We took a clearly challenging but demonstrably manageable epidemic (conclusively demonstrated by Japan, Taiwan, Hong Kong, Malaysia, Vietnam, and Sweden) and made it catastrophic. Others “managed” fairly effectively in a more draconian way (New Zealand, Australia, Germany, Norway, Denmark, Finland), with though at least a short-term sledgehammer applied to their respective economies.

So, 14 short years ago, some of the most highly trained and experienced experts on epidemics warned with trenchant rationale and an engaging humanistic appeal, against everything that theoretical “advocates” of lockdown proposed. It was not even a real-world idea in the first place and showed no actual knowledge of viruses and disease mitigation. Again, the tactic was the Frankenstein monster of a high-school science adventure with modelling techniques in isolation from public policy, applied science, or medical experience. I say nothing against the sophomoric “adventure,” only against the use it was put to.

That slippery slope

The Bush administration never seemed to have a very vigorous relationship with “facts.” The Iraq war quagmire and the frenzied build up to it, testifies to that. Nor did that administration seem gifted at disaster management, as Hurricane Katrina revealed.

Nevertheless, they ultimately sided with the proponents of social distancing and shutdowns as the new official policy, though that victory was little noticed outside of public health circles. Their policy would become the basis for government planning and would be used extensively in simulations used to prepare for pandemics. Then came the coronavirus, and with an “assist” from China, the plan was put to work across the country for the first time.
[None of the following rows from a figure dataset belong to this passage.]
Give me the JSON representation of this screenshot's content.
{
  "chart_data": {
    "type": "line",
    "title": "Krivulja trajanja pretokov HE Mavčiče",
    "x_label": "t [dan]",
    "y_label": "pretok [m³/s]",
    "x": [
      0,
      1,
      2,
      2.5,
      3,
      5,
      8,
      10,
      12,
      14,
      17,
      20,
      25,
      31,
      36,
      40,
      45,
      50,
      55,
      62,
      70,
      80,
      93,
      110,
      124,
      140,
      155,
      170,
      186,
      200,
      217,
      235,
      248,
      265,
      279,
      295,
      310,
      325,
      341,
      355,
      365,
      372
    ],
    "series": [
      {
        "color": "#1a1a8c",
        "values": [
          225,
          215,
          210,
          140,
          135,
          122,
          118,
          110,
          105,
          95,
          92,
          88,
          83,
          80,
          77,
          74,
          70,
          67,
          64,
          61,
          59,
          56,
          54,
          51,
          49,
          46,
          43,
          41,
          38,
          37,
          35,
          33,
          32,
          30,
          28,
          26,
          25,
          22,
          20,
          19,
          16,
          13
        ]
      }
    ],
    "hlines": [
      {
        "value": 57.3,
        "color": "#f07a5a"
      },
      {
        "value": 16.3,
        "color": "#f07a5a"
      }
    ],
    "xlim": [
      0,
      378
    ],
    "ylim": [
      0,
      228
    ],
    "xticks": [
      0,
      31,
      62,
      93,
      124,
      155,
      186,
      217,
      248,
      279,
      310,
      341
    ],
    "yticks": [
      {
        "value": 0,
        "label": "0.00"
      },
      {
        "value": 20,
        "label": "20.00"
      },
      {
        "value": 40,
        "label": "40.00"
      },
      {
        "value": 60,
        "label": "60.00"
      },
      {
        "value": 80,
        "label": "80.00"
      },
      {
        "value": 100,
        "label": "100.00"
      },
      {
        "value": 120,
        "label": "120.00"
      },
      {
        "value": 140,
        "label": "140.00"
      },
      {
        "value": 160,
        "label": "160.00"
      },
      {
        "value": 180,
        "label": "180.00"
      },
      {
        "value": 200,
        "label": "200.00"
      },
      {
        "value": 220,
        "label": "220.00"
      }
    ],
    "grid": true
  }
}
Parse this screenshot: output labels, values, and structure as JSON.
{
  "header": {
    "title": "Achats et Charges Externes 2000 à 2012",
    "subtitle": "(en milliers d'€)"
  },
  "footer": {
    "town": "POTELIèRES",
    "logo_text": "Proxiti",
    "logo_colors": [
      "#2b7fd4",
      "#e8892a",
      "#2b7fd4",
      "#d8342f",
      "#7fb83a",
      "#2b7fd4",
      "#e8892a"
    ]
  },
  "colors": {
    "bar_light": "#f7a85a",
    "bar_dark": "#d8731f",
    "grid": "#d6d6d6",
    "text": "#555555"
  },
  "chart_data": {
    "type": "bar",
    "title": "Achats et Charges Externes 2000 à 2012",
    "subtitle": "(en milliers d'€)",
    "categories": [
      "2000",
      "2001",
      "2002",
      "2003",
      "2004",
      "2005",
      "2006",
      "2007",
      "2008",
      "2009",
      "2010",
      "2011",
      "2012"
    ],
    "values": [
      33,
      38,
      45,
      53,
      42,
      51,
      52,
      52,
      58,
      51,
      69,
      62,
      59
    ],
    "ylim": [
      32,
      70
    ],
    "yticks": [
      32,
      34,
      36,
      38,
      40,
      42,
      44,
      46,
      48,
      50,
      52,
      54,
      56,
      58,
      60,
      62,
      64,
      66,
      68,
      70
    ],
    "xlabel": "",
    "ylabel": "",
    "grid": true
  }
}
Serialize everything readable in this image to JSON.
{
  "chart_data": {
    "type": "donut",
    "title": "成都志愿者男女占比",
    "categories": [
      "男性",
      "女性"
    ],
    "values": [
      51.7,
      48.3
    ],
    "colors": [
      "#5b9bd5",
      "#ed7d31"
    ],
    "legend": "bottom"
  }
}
The NY Times called one of the pro-lockdown researchers, Dr. Mechel, and asked what he thought of his ideas-in-action. His reply was that he is glad that his work was used to “save lives” but added, “It is also horrifying.” He meant, I take it, he never thought it would come to pass. Given the devastation it wrought, demonstrably unnecessary in Asia for sure based on results, and particularly so through the experience of key exemplars, it represents the horrifying opportunity cost of an un-nuanced approach that clearly needs to be re-jigged, so “wisdom” can be extracted from it, and future economic suicide avoided.

Ideas have consequences, as they say. We’ve learned if you dish up an idea for a virus-controlling quasi-totalitarian solution, one without any real endgame, then eschew any experience-based evidence that it would achieve the goal, or bother to actually confirm that the actual viral outbreak merits the most extreme solution humanity has contrived in roughly 600 years, then with a toxic combination of media madness and political panic, you may yet see it implemented someday. 

Leadership in Lanka is thankfully moving forward. Let us all support the President in doing so. Let us also help our leaders conclude that we never want to do this again in quite this way, as there will be literally no society left to “revive” if we do. 

Curfewing, which took it even farther, we should relegate now to the dust bin of history. We have the medical expertise as now is being demonstrated, to do very well without it. 

And “lockdown” itself might be the new orthodoxy in some circles, but that doesn’t make it medically sound or morally correct. At least now we know that a number of astute doctors and scholars in 2006 did their best to stop this nightmare from unfolding. We also now know we blew up the world economy on an “untested theory.” That is a verifiable, historical fact. 

The wonderful research that has been pouring out since, from Yale, Stanford, MIT, Johns Hopkins, Oxford and more, the study and data-driven arguments of economists and legal scholars, of biostatisticians and epidemiologists galore, on how you deal with a dangerous flu, without paralysing civilisation, will hopefully serve as a blueprint for dealing with the next pandemic.